The case of Kyaw Zaw Lwin was yet another sign of the regime's iron fist. He was one of the organisers of the 1988 pro-democracy uprising. He was forced into exile in the US,where he became a citizen. He received a visa late last year in order to visit his ailing mother _ who is serving a prison sentence for political crimes. When he arrived at Rangoon airport, he was immediately arrested on charges of possessing a forged Burmese ID card, and for failure to declare foreign currency. He has reportedly been tortured, and confirmed to have been confined in a dog pen.

His treatment recalls the cruelty of the Burmese regime in the case of Aung San Suu Kyi, the winner of the last election in Burma, 20 years ago. When her husband was dying, the regime refused to allow her to visit him on his deathbed. The requests of her own children to visit her have repeatedly been turned down. She has constantly been tarred and humiliated for having a foreign husband at all.
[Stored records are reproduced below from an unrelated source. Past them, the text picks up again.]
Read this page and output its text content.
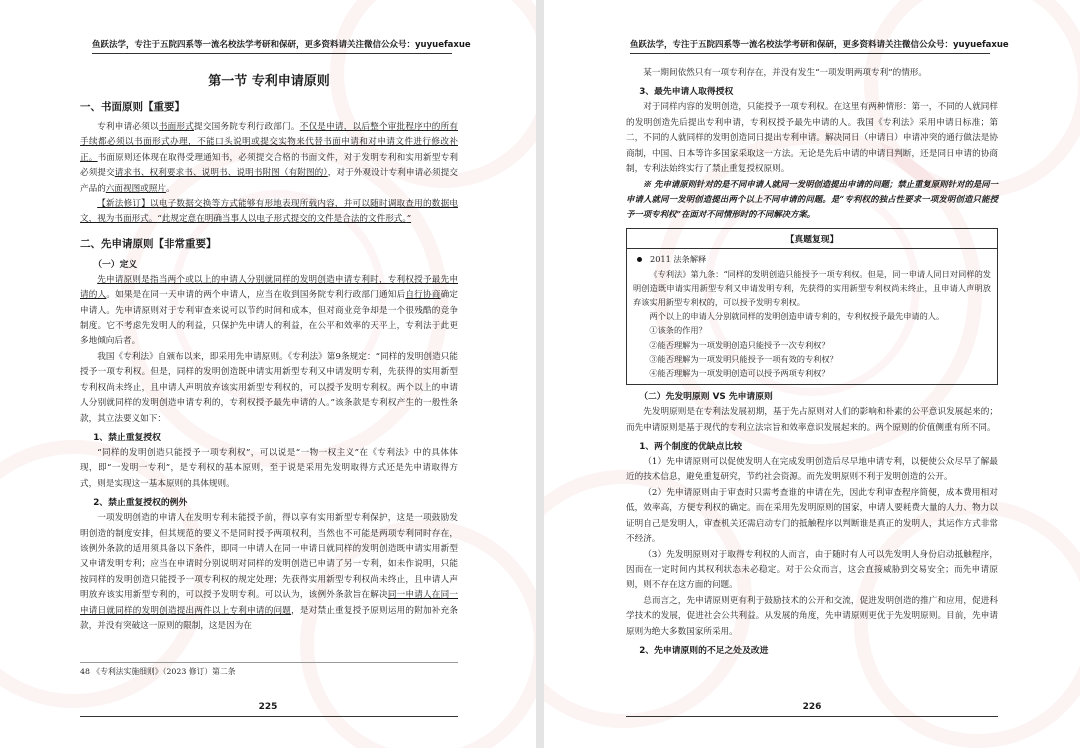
鱼跃法学，专注于五院四系等一流名校法学考研和保研，更多资料请关注微信公众号：yuyuefaxue
第一节 专利申请原则
一、书面原则【重要】

专利申请必须以书面形式提交国务院专利行政部门。不仅是申请，以后整个审批程序中的所有手续都必须以书面形式办理，不能口头说明或提交实物来代替书面申请和对申请文件进行修改补正。书面原则还体现在取得受理通知书，必须提交合格的书面文件，对于发明专利和实用新型专利必须提交请求书、权利要求书、说明书、说明书附图（有附图的），对于外观设计专利申请必须提交产品的六面视图或照片。

【新法修订】以电子数据交换等方式能够有形地表现所载内容，并可以随时调取查用的数据电文，视为书面形式。“此规定意在明确当事人以电子形式提交的文件是合法的文件形式。”

二、先申请原则【非常重要】
（一）定义

先申请原则是指当两个或以上的申请人分别就同样的发明创造申请专利时，专利权授予最先申请的人。如果是在同一天申请的两个申请人，应当在收到国务院专利行政部门通知后自行协商确定申请人。先申请原则对于专利审查来说可以节约时间和成本，但对商业竞争却是一个很残酷的竞争制度。它不考虑先发明人的利益，只保护先申请人的利益，在公平和效率的天平上，专利法于此更多地倾向后者。

我国《专利法》自颁布以来，即采用先申请原则。《专利法》第9条规定：“同样的发明创造只能授予一项专利权。但是，同样的发明创造既申请实用新型专利又申请发明专利，先获得的实用新型专利权尚未终止，且申请人声明放弃该实用新型专利权的，可以授予发明专利权。两个以上的申请人分别就同样的发明创造申请专利的，专利权授予最先申请的人。”该条款是专利权产生的一般性条款，其立法要义如下：

1、禁止重复授权

“同样的发明创造只能授予一项专利权”，可以说是“一物一权主义”在《专利法》中的具体体现，即“一发明一专利”，是专利权的基本原则，至于说是采用先发明取得方式还是先申请取得方式，则是实现这一基本原则的具体规则。

2、禁止重复授权的例外

一项发明创造的申请人在发明专利未能授予前，得以享有实用新型专利保护，这是一项鼓励发明创造的制度安排，但其规范的要义不是同时授予两项权利，当然也不可能是两项专利同时存在，该例外条款的适用须具备以下条件，即同一申请人在同一申请日就同样的发明创造既申请实用新型又申请发明专利；应当在申请时分别说明对同样的发明创造已申请了另一专利，如未作说明，只能按同样的发明创造只能授予一项专利权的规定处理；先获得实用新型专利权尚未终止，且申请人声明放弃该实用新型专利的，可以授予发明专利。可以认为，该例外条款旨在解决同一申请人在同一申请日就同样的发明创造提出两件以上专利申请的问题，是对禁止重复授予原则运用的附加补充条款，并没有突破这一原则的限制，这是因为在

48 《专利法实施细则》（2023 修订）第二条
225
鱼跃法学，专注于五院四系等一流名校法学考研和保研，更多资料请关注微信公众号：yuyuefaxue

某一期间依然只有一项专利存在，并没有发生“一项发明两项专利”的情形。

3、最先申请人取得授权

对于同样内容的发明创造，只能授予一项专利权。在这里有两种情形：第一，不同的人就同样的发明创造先后提出专利申请，专利权授予最先申请的人。我国《专利法》采用申请日标准；第二，不同的人就同样的发明创造同日提出专利申请。解决同日（申请日）申请冲突的通行做法是协商制，中国、日本等许多国家采取这一方法。无论是先后申请的申请日判断，还是同日申请的协商制，专利法始终实行了禁止重复授权原则。

※ 先申请原则针对的是不同申请人就同一发明创造提出申请的问题；禁止重复原则针对的是同一申请人就同一发明创造提出两个以上不同申请的问题。是“专利权的独占性要求一项发明创造只能授予一项专利权”在面对不同情形时的不同解决方案。

【真题复现】

2011 法条解释

《专利法》第九条：“同样的发明创造只能授予一项专利权。但是，同一申请人同日对同样的发明创造既申请实用新型专利又申请发明专利，先获得的实用新型专利权尚未终止，且申请人声明放弃该实用新型专利权的，可以授予发明专利权。

两个以上的申请人分别就同样的发明创造申请专利的，专利权授予最先申请的人。

①该条的作用？

②能否理解为一项发明创造只能授予一次专利权？

③能否理解为一项发明只能授予一项有效的专利权？

④能否理解为一项发明创造可以授予两项专利权？

（二）先发明原则 VS 先申请原则

先发明原则是在专利法发展初期，基于先占原则对人们的影响和朴素的公平意识发展起来的；而先申请原则是基于现代的专利立法宗旨和效率意识发展起来的。两个原则的价值侧重有所不同。

1、两个制度的优缺点比较

（1）先申请原则可以促使发明人在完成发明创造后尽早地申请专利，以便使公众尽早了解最近的技术信息，避免重复研究，节约社会资源。而先发明原则不利于发明创造的公开。

（2）先申请原则由于审查时只需考查谁的申请在先，因此专利审查程序简便，成本费用相对低，效率高，方便专利权的确定。而在采用先发明原则的国家，申请人要耗费大量的人力、物力以证明自己是发明人，审查机关还需启动专门的抵触程序以判断谁是真正的发明人，其运作方式非常不经济。

（3）先发明原则对于取得专利权的人而言，由于随时有人可以先发明人身份启动抵触程序，因而在一定时间内其权利状态未必稳定。对于公众而言，这会直接威胁到交易安全；而先申请原则，则不存在这方面的问题。

总而言之，先申请原则更有利于鼓励技术的公开和交流，促进发明创造的推广和应用，促进科学技术的发展，促进社会公共利益。从发展的角度，先申请原则更优于先发明原则。目前，先申请原则为绝大多数国家所采用。

2、先申请原则的不足之处及改进
226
And, of course, in its latest campaign to show its power, the regime chose to pick on Mrs Suu Kyi. Through sheer determination ''The Lady'' has become a world symbol of peaceful insistence that people must be free and governments must be accountable. To punish her for these ideals, the regime has locked her up for most of the past 20 years. Last week, the government mocked even its own thin veneer of justice.

With a Supreme Court verdict due on the legality of her house arrest, Home Minister Maj Gen Maung Oo said in effect it really didn't matter. Mrs Suu Kyi will likely be freed in November, as the ruling generals _ including Maj Gen Maung Oo _ have already decided.

Conveniently, this decision means that the country's leading proponent of democracy and its only prominent opposition leader will be confined and silenced for the new election.

The timing of that vote, by the way, is still a state secret. But whenever it is, probably late this year, Mrs Suu Kyi will be locked down throughout the campaign and the vote. With this decision, Burma has forfeited all right to claim its election is legitimate, let alone democratic.